Hoje tem Cidade Velha (Editora Rua do Sabão, 2022), da Maureen Miranda:

Os cinco contos de Cidade Velha tendem a desafiar a sagaz leitora e o voraz leitor: com que obras e autores Maureen Miranda dialoga?

Vai ser difícil apontar os e as ancestrais literárias da Maureen, mas tem uma questão que pode ajudar a decifrar o enigma: a fragmentação.

“Ramira”, a primeira narrativa, traz três pontos de vista: a perspectiva da protagonista, o texto de seu diário e uma outra voz – variações que aprofundam uma mesma situação, cena.

Essa estratégia apresenta e conduz, em “Ramira”, um inventário de perdas: o esfacelamento da família, a deterioração do local onde a protagonista vive e a viagem em busca de novo destino – diálogo com a realidade de refugiados de todos os tempos, inclusive os do nosso presente:

“Acordei porque meu barco-destroço encalhou na praia. Levantei com cuidado, sentia uma tontura e um zumbido no ouvido, via coisas da minha meninice desenhadas na areia, meus ombros pesados me levaram para o chão. Desmaiei.”

O segundo conto, “A vida de Sunny”, é fragmentado por poemas da personagem e pela narração, em primeira pessoa, da protagonista:

“Sou infinitamente pequena para essa poça de sangue. Não sinto minha mão direita. Não sinto nada. Acordei afogada aqui, numa gosma molhada de coágulos meus. A luz é pouca e choro pra dentro. Meus olhinhos estão virados pra dentro também. Isso que choro, nem chamo mais de choro, faz parte do meu despertar. É abafado e tão molhado que nado em mim, com braçadas de quem nunca chegará ao outro lado.”

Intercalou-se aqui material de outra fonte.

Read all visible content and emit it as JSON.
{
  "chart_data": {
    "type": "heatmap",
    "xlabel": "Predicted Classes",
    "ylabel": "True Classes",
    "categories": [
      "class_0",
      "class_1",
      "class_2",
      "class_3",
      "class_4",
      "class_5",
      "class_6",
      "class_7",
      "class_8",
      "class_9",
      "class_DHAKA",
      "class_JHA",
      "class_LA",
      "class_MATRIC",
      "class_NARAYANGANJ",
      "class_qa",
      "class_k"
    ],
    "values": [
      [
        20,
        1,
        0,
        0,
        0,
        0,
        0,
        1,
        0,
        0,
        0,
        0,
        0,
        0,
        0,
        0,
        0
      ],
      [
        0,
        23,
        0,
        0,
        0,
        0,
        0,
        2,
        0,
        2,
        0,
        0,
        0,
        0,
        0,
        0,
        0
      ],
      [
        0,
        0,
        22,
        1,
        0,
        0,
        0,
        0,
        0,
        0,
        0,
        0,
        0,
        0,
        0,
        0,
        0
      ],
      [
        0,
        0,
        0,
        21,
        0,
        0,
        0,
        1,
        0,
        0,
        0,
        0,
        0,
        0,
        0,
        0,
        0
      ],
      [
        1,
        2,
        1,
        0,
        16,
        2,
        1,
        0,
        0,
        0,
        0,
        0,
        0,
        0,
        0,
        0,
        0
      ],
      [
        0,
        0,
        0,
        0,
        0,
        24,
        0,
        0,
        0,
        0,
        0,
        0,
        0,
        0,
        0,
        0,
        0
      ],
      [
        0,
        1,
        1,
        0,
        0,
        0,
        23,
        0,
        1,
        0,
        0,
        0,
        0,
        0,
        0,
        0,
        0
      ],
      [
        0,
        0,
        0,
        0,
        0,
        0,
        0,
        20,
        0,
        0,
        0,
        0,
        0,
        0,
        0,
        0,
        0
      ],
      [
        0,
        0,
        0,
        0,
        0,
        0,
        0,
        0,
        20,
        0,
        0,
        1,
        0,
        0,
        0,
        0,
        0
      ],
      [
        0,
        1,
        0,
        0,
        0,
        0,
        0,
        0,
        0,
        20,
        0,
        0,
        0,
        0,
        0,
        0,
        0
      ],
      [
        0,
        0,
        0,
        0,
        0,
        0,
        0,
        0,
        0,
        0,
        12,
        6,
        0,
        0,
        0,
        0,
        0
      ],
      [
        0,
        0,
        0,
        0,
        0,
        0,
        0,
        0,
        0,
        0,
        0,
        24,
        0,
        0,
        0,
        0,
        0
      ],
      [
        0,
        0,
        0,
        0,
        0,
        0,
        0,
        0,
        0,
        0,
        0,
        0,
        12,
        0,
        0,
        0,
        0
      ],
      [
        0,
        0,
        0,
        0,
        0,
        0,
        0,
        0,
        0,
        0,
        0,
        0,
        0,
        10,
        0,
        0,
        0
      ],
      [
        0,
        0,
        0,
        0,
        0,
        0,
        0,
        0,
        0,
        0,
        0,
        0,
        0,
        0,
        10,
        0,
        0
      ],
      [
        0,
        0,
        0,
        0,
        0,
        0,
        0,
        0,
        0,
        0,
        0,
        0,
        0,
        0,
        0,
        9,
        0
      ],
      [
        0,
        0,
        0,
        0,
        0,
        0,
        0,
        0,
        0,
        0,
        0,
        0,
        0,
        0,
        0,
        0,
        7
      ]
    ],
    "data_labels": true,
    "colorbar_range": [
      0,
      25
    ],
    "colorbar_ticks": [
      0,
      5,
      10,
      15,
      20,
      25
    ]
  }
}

As relações familiares estão presentes nas duas já mencionadas e nas outras três narrativas de Cidade Velha – na terceira, por exemplo, o título é quase um spoiler, não fosse o corpo do conto todo um universo que não se resume: “O Filho que não tive”.

“O Portão” e “O Porão”, quarto e quinto contos, também são perpassados por laços de famílias, “o” assunto de Cidade Velha, elaborado, como já foi dito, por fragmentação e pela força narrativa peculiar que marca essa experiência literária incontornável, para leitoras e leitores, na/da literatura brasileira contemporânea.